Can an OS on Raspberry Pi run with a write-protected SD card? Or is there anything that requires write-access to the SD card when the OS is being used?
The short answer is yes, Linux and by extension, the RPi can be run from a read only SD card, but some things do need the ability to write and then later read from somewhere.
To set up what you're asking for, you have a couple options:
You can setup linux so that the sections of the filesystem that need to be writeable are mounted to tmpfs. This will put all the filesystem writes into a RAM disk.
The benefits of this solution is that they may speed up your RPi, especially on slower cards, but you will lose information on reboot.
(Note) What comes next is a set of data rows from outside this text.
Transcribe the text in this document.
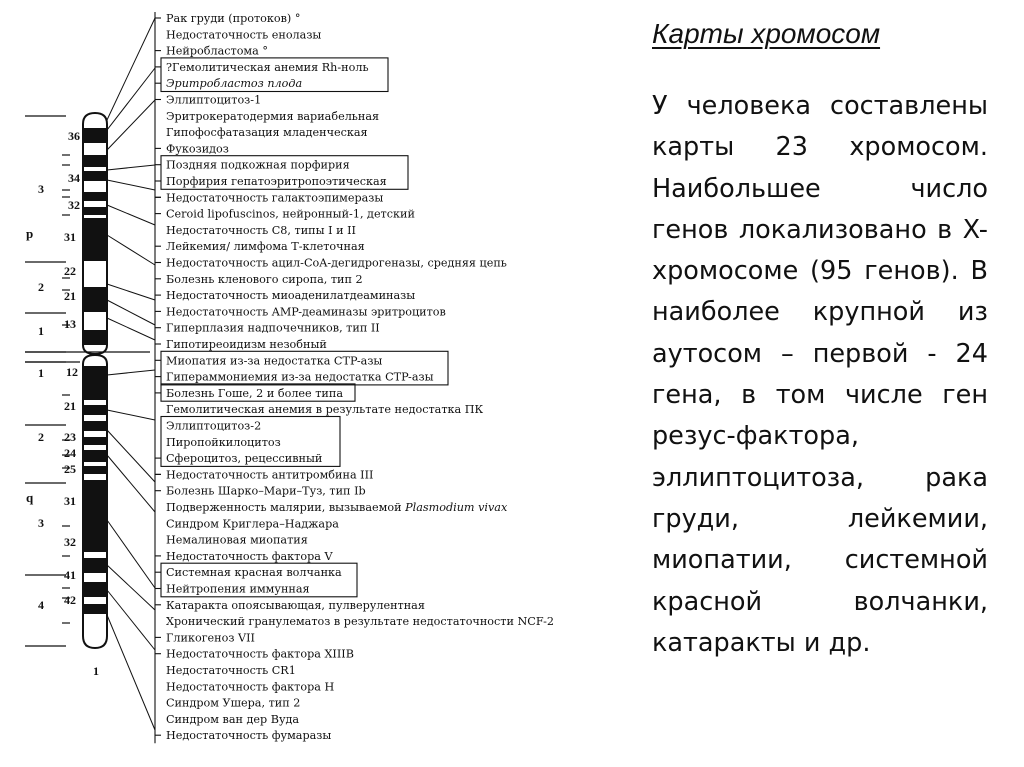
Рак груди (протоков) °
Недостаточность енолазы
Нейробластома °
?Гемолитическая анемия Rh-ноль
Эритробластоз плода
Эллиптоцитоз-1
Эритрокератодермия вариабельная
Гипофосфатазация младенческая
Фукозидоз
Поздняя подкожная порфирия
Порфирия гепатоэритропоэтическая
Недостаточность галактоэпимеразы
Ceroid lipofuscinos, нейронный-1, детский
Недостаточность С8, типы I и II
Лейкемия/ лимфома Т-клеточная
Недостаточность ацил-CoA-дегидрогеназы, средняя цепь
Болезнь кленового сиропа, тип 2
Недостаточность миоаденилатдеаминазы
Недостаточность AMP-деаминазы эритроцитов
Гиперплазия надпочечников, тип II
Гипотиреоидизм незобный
Миопатия из-за недостатка CTP-азы
Гипераммониемия из-за недостатка CTP-азы
Болезнь Гоше, 2 и более типа
Гемолитическая анемия в результате недостатка ПК
Эллиптоцитоз-2
Пиропойкилоцитоз
Сфероцитоз, рецессивный
Недостаточность антитромбина III
Болезнь Шарко–Мари–Туз, тип Ib
Подверженность малярии, вызываемой Plasmodium vivax
Синдром Криглера–Наджара
Немалиновая миопатия
Недостаточность фактора V
Системная красная волчанка
Нейтропения иммунная
Катаракта опоясывающая, пулверулентная
Хронический гранулематоз в результате недостаточности NCF-2
Гликогеноз VII
Недостаточность фактора XIIIB
Недостаточность CR1
Недостаточность фактора H
Синдром Ушера, тип 2
Синдром ван дер Вуда
Недостаточность фумаразы
36
34
32
31
22
21
13
12
21
23
24
25
31
32
41
42
3
2
1
1
2
3
4
1
p
q
Карты хромосом

У человека составлены карты 23 хромосом. Наибольшее число генов локализовано в X-хромосоме (95 генов). В наиболее крупной из аутосом – первой - 24 гена, в том числе ген резус-фактора, эллиптоцитоза, рака груди, лейкемии, миопатии, системной красной волчанки, катаракты и др.
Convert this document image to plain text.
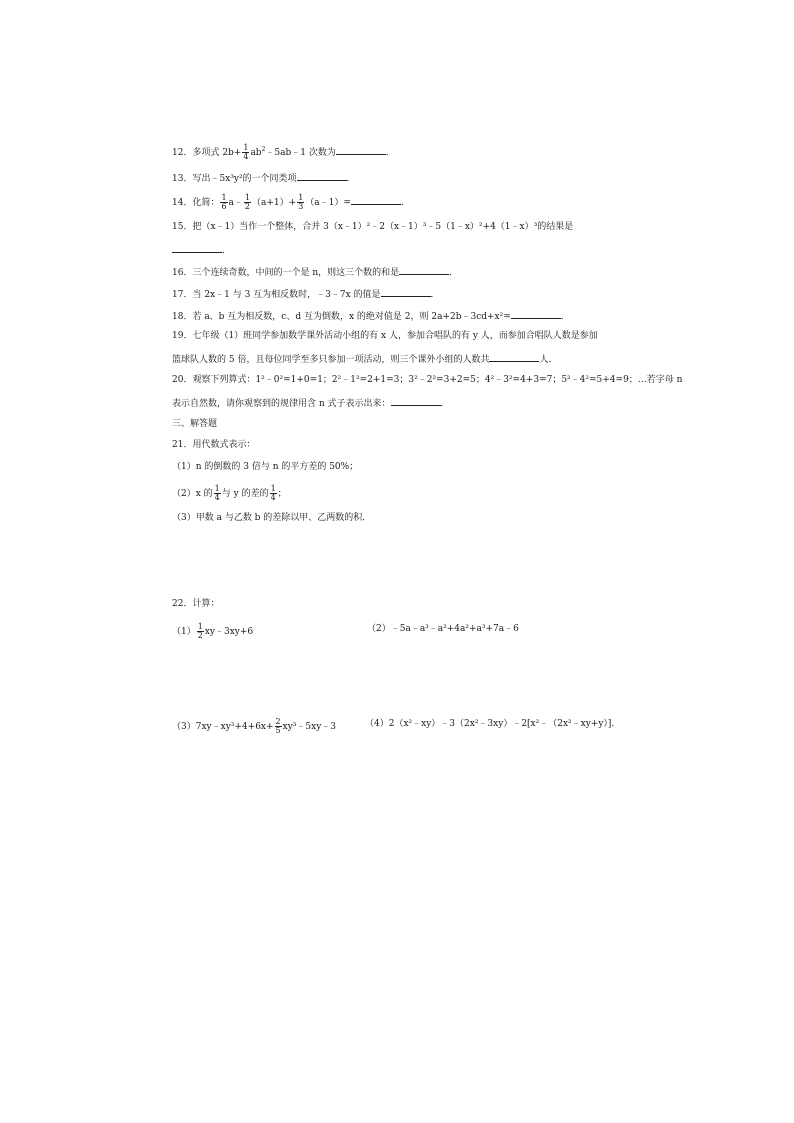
12．多项式 $2b+ \frac{1}{4}$ $ab^2﹣5ab﹣1$ 次数为	．
13．写出﹣5x³y²的一个同类项	．
14．化简： $\frac{1}{6}$ a﹣ $\frac{1}{2} (a+1)+ \frac{1}{3}$ （a﹣1）=	．
15．把（x﹣1）当作一个整体，合并 3（x﹣1）²﹣2（x﹣1）³﹣5（1﹣x）²+4（1﹣x）³的结果是
．
16．三个连续奇数，中间的一个是 n，则这三个数的和是	．
17．当 2x﹣1 与 3 互为相反数时，﹣3﹣7x 的值是	．
18．若 a、b 互为相反数，c、d 互为倒数，x 的绝对值是 2，则 2a+2b﹣3cd+x²=	．
19．七年级（1）班同学参加数学课外活动小组的有 x 人，参加合唱队的有 y 人，而参加合唱队人数是参加
篮球队人数的 5 倍，且每位同学至多只参加一项活动，则三个课外小组的人数共	人．
20．观察下列算式：1²﹣0²=1+0=1；2²﹣1²=2+1=3；3²﹣2²=3+2=5；4²﹣3²=4+3=7；5²﹣4²=5+4=9；…若字母 n
表示自然数，请你观察到的规律用含 n 式子表示出来：	．
三、解答题
21．用代数式表示：
（1）n 的倒数的 3 倍与 n 的平方差的 50%；
（2）x 的 $\frac{1}{4}$ 与 y 的差的 $\frac{1}{4}$ ；
（3）甲数 a 与乙数 b 的差除以甲、乙两数的积．
22．计算：
$(1) \frac{1}{2}$ xy﹣3xy+6	（2）﹣5a﹣a³﹣a²+4a²+a³+7a﹣6
（3）7xy﹣xy³+4+6x+ $\frac{2}{5}$ xy³﹣5xy﹣3	（4）2（x²﹣xy）﹣3（2x²﹣3xy）﹣2[x²﹣（2x²﹣xy+y）]．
This may or may not be a problem based on your setup, but a UPS could significantly reduce the possible impact
Some people prefer that their Pi boots from the SD card, and then loads the OS from a flash drive or eHDD. This will significantly reduce writes to the SD card, and will retain information between reboots. Performance will vary pretty wildly based on the USB device, but it's a viable option.
The details on how to setup either of these is out of the scope of this site, but you should be able to find a tutorial for either fairly easily on Google.
Try piCore OS, a Tiny Core Linux based rpi distribution.
Its a special linux distribution that runs from RAM and it needs an sdcard for booting and reading the settings only (read only). You can reboot the pi any time with no risks of corrupting the sdcard.
Heres a link to 6.0 release: http://forum.tinycorelinux.net/index.php?topic=17945.0
Nard SDK uses the SD card only during boot and then runs entirely from RAM. It's designed for remotely located long-lived embedded systems.